To say the Islanders dealt with a difficult set of circumstances this season — including a Covid-19 outbreak at the end of a franchise-record 13-game season-opening road trip and extended injury-related absences for Nelson and Pulock — would be an all-time understatement. Trotz also missed three games, first due to the death of his mother and then after he was diagnosed with Covid-19.

“Certainly, all the extenuating circumstances that transpired this year, uncontrollable by everyone or anyone, is taken into consideration,” Lamoriello said.

But they finished 16 points out of a playoff spot, just one point closer than when their miss in 2017-18 sparked the front office changes that resulted in the arrival of Lamoriello and Trotz. Is there more to be wrung from this core, and how realistic is it to believe the person tasked with that job will be an upgrade on Trotz, the third-winningest coach in history, a Stanley Cup winner with the 2018 Capitals and the legitimate bench leader the Islanders lacked since four-time Stanley Cup winner Al Arbour retired for a second time following the 1993-94 season?
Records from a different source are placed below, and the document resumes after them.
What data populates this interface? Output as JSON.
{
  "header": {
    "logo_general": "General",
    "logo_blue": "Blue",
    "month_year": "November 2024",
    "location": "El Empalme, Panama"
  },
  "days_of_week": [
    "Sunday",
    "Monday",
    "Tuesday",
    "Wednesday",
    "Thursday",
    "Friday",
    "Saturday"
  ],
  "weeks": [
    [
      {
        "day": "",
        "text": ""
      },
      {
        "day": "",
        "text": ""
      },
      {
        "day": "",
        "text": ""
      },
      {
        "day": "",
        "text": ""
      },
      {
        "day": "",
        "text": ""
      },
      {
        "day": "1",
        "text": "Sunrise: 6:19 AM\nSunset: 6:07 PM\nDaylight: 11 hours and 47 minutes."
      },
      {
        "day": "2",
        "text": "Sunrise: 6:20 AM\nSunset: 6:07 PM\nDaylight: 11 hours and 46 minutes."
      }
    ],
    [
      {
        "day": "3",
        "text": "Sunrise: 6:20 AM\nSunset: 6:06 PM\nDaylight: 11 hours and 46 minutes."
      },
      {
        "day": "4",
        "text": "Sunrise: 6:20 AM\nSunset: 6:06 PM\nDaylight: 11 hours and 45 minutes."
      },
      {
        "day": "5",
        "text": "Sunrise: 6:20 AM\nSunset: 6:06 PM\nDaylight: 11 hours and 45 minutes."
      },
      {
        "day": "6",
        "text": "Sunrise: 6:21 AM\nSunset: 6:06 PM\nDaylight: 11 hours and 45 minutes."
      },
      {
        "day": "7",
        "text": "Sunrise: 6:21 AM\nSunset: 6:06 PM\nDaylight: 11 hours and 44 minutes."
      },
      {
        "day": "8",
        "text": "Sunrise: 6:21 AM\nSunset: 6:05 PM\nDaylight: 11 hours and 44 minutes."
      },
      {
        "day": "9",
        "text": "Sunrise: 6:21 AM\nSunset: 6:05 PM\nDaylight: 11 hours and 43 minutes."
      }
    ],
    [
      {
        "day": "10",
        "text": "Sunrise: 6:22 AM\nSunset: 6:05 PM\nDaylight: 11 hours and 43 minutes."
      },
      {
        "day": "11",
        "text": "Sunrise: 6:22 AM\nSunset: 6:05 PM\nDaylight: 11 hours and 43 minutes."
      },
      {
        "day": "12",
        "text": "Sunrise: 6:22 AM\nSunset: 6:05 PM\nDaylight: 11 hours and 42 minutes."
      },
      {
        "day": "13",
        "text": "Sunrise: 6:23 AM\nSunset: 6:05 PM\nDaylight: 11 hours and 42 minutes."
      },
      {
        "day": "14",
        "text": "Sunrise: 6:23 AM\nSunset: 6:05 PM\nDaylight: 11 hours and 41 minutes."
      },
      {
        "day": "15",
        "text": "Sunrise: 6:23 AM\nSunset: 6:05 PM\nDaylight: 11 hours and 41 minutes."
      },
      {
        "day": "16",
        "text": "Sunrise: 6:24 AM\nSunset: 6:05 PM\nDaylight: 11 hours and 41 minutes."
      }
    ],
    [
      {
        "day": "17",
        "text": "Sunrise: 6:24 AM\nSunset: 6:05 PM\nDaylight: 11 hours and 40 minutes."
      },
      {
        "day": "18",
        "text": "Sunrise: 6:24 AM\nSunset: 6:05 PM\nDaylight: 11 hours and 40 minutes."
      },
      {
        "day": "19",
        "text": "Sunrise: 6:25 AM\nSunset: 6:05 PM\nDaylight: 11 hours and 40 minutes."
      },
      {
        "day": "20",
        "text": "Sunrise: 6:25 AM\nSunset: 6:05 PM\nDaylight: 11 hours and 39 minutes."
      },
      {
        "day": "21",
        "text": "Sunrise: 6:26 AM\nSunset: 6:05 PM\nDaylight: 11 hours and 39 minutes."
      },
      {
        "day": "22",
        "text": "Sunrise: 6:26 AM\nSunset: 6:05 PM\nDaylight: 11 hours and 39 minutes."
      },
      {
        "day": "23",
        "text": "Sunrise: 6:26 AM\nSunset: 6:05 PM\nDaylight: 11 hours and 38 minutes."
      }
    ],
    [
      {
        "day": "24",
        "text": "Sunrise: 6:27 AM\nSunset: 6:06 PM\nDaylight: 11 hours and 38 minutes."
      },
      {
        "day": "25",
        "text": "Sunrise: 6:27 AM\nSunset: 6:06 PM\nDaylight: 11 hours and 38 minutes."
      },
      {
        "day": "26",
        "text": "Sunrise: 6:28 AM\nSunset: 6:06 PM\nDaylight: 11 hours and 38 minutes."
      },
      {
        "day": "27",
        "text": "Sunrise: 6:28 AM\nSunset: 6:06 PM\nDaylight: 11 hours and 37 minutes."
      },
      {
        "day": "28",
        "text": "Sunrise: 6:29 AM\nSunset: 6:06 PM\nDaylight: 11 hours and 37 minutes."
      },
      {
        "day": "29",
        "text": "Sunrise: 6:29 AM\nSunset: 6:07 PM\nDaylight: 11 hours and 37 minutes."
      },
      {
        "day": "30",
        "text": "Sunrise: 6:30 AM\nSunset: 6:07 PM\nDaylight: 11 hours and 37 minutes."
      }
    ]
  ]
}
The Islanders ranked no worse than 10th in the NHL in goals allowed in four seasons under Trotz after ranking among the bottom 10 in 10 of the first 13 seasons following the lockout. His style worked in the playoffs, where, counting the qualifying round in the summer of 2020, Trotz coached 53 games. His 14 predecessors combined to coach 93 playoff games, including none by Lorne Henning and Mike Milbury, each of whom had two stints as head coach.

In the moment, it’s hard to believe there’s a better coach for these Islanders than Trotz, but Lamoriello’s Hall of Fame track record is loaded with surprise moves that worked out well for his teams.

The Devils won at least one playoff round in four of the eight seasons in which Lamoriello made a coaching change — including in 1999-2000, when Robbie Ftorek was fired with eight games left in the season and replaced by Larry Robinson, who oversaw a Stanley Cup-winning run. Lamoriello moved behind the bench after firing Robinson and Claude Julien (the latter with three games left in the season) and advanced to the conference semifinals in 2005-06 and 2006-07.

More recently, Lamoriello appeared to be taking on a nearly impossible challenge by joining the Islanders with the status of captain John Tavares uncertain. It’s worked out well so far — the next playoff series Tavares wins with the Maple Leafs will be his first — but this is no longer about easy cracks regarding pajamas and blown 3-1 leads. The Islanders and Lamoriello are now fully intertwined in Stanley Cup-or-bust mode, with the legacy of the most interesting post-dynasty era on Long Island resting on how Lamoriello’s team responds to his most interesting coaching change yet.

“They are on notice right now that the new voice is what’s necessary for us to have success,” Lamoriello said.

If not, all eyes will be turning to the holdover voice.